Britain’s Brexit has encouraged exit mentality around the world. As clearer heads ponder what happened at the UN’s Paris Climate Change agreement, many are now getting cold feet, spawning the term “Clexit” or Climate Change Exit. The UN is in panic mode to get ratification.  TN Editor

The United Nations has issued a plea for nations to fast-track ratification of the Paris Climate Agreement as some countries are backtracking on support for the deal’s sweeping restrictions on greenhouse gas emissions.

U.N. Secretary-General Ban Ki-moon urged nations to attend a “special event” Thursday where they may deposit their “instruments of ratification, acceptance, approval or accession to the Paris Agreement on climate change.”

“I urge you to accelerate your country’s domestic process for ratification of the Agreement this year,” Mr. Ban said in a statement.

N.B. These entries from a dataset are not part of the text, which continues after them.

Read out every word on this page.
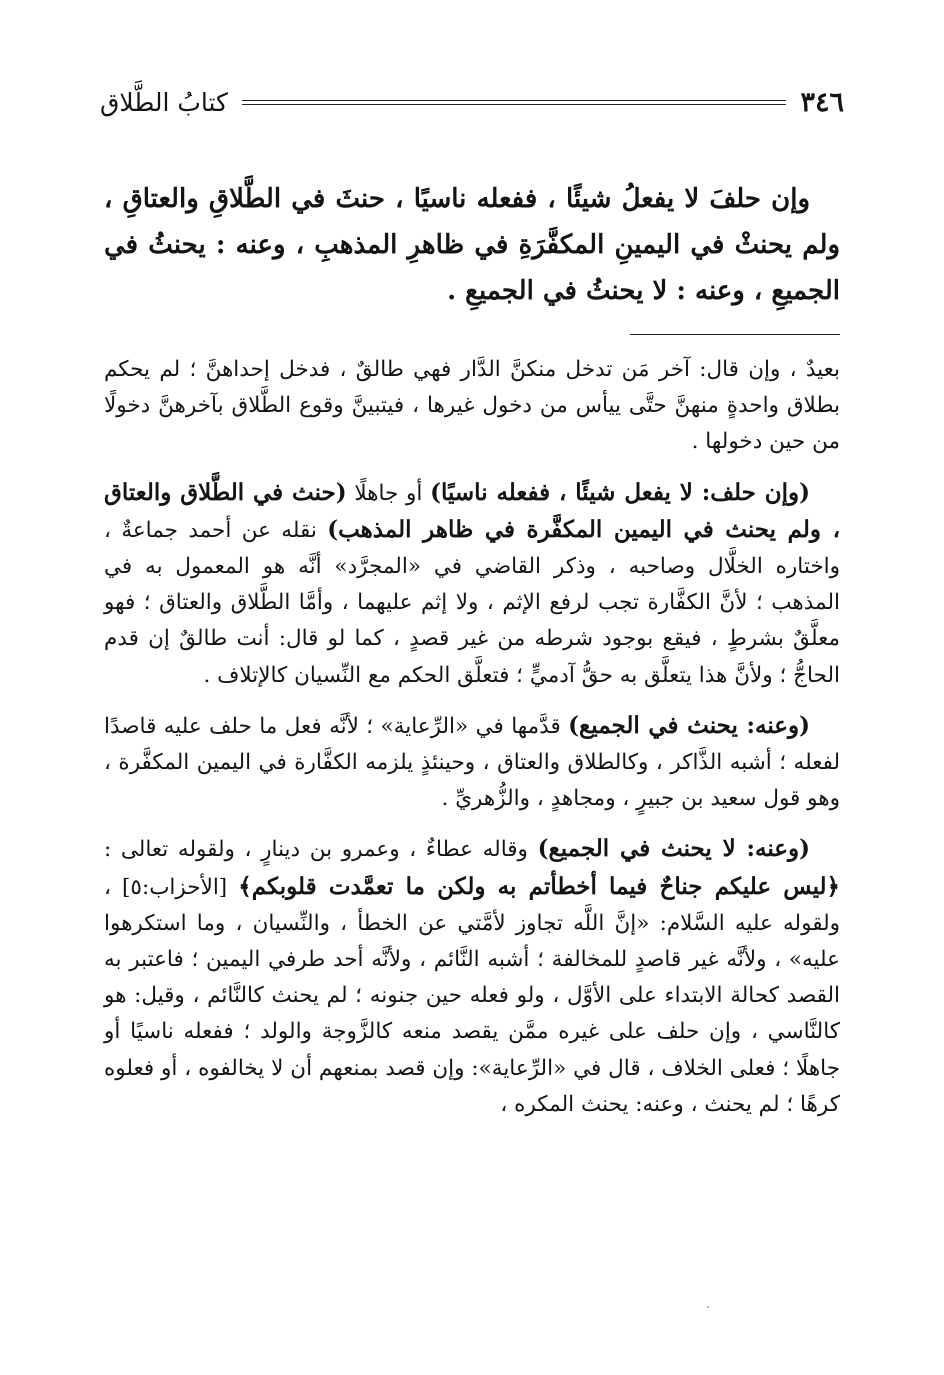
كتابُ الطَّلاق	٣٤٦

وإن حلفَ لا يفعلُ شيئًا ، ففعله ناسيًا ، حنثَ في الطَّلاقِ والعتاقِ ، ولم يحنثْ في اليمينِ المكفَّرَةِ في ظاهرِ المذهبِ ، وعنه : يحنثُ في الجميعِ ، وعنه : لا يحنثُ في الجميعِ .

بعيدٌ ، وإن قال: آخر مَن تدخل منكنَّ الدَّار فهي طالقٌ ، فدخل إحداهنَّ ؛ لم يحكم بطلاق واحدةٍ منهنَّ حتَّى ييأس من دخول غيرها ، فيتبينَّ وقوع الطَّلاق بآخرهنَّ دخولًا من حين دخولها .

(وإن حلف: لا يفعل شيئًا ، ففعله ناسيًا) أو جاهلًا (حنث في الطَّلاق والعتاق ، ولم يحنث في اليمين المكفَّرة في ظاهر المذهب) نقله عن أحمد جماعةٌ ، واختاره الخلَّال وصاحبه ، وذكر القاضي في «المجرَّد» أنَّه هو المعمول به في المذهب ؛ لأنَّ الكفَّارة تجب لرفع الإثم ، ولا إثم عليهما ، وأمَّا الطَّلاق والعتاق ؛ فهو معلَّقٌ بشرطٍ ، فيقع بوجود شرطه من غير قصدٍ ، كما لو قال: أنت طالقٌ إن قدم الحاجُّ ؛ ولأنَّ هذا يتعلَّق به حقُّ آدميٍّ ؛ فتعلَّق الحكم مع النِّسيان كالإتلاف .

(وعنه: يحنث في الجميع) قدَّمها في «الرِّعاية» ؛ لأنَّه فعل ما حلف عليه قاصدًا لفعله ؛ أشبه الذَّاكر ، وكالطلاق والعتاق ، وحينئذٍ يلزمه الكفَّارة في اليمين المكفَّرة ، وهو قول سعيد بن جبيرٍ ، ومجاهدٍ ، والزُّهريِّ .

(وعنه: لا يحنث في الجميع) وقاله عطاءٌ ، وعمرو بن دينارٍ ، ولقوله تعالى : ﴿ليس عليكم جناحٌ فيما أخطأتم به ولكن ما تعمَّدت قلوبكم﴾ [الأحزاب:٥] ، ولقوله عليه السَّلام: «إنَّ اللَّه تجاوز لأمَّتي عن الخطأ ، والنِّسيان ، وما استكرهوا عليه» ، ولأنَّه غير قاصدٍ للمخالفة ؛ أشبه النَّائم ، ولأنَّه أحد طرفي اليمين ؛ فاعتبر به القصد كحالة الابتداء على الأوَّل ، ولو فعله حين جنونه ؛ لم يحنث كالنَّائم ، وقيل: هو كالنَّاسي ، وإن حلف على غيره ممَّن يقصد منعه كالزَّوجة والولد ؛ ففعله ناسيًا أو جاهلًا ؛ فعلى الخلاف ، قال في «الرِّعاية»: وإن قصد بمنعهم أن لا يخالفوه ، أو فعلوه كرهًا ؛ لم يحنث ، وعنه: يحنث المكره ،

His push for rapid ratification comes amid the increasingly chilly reception for the agreement, adopted by 195 parties to the U.N. Framework Convention on Climate Change in Paris, by nations concerned about the impact of the carbon restrictions.

The change of heart even has a name: “Clexit,” short for “climate exit,” a take-off on “Brexit,” the successful June 23 British vote to leave the European Union.

he most dramatic repudiation was from Philippines President Rodrigo Duterte, elected in November, who said Monday that he “will not honor” the proposed restrictions on emissions. He called them stupid and cited his country’s need for greater economic development and industrialization.

Developed nations “were enjoying the booming [economy] and flooding the air with contaminants. Now that they are rich because of coal and industrialization, we are being asked to cut emission and limit our activities,” Mr. Duterte said in the Philippine Star.

Meanwhile, U.N. special envoy for climate change Mary Robinson decried Monday what she described as recent efforts by Germany and Britain to support the fossil fuel industry despite their previous support for the agreement.

The British government “introduced new tax breaks for oil and gas in 2015 that will cost U.K. taxpayer billions between 2015 and 2020, and, at the same time, they’ve cut support for renewables and for energy efficiency,” Ms. Robinson told The Guardian newspaper.

“It’s regrettable. That’s not in the spirit [of Paris],” she said. “In many ways, the U.K. was a real leader, and hopefully the U.K. will become again a real leader. But it’s not at the moment.”

Marc Morano, who runs the skeptics’ website Climate Depot, said Tuesday that the cold feet on global warming shows that some countries are realizing the international climate agreement is “not in their best interests.”

“More and more nations are realizing that the U.N. climate treaty is nothing more than an effort to empower the U.N. and attack national sovereignty while doing absolutely nothing for the climate,” said Mr. Morano, who debuted his film “Climate Hustle” during the negotiations in Paris.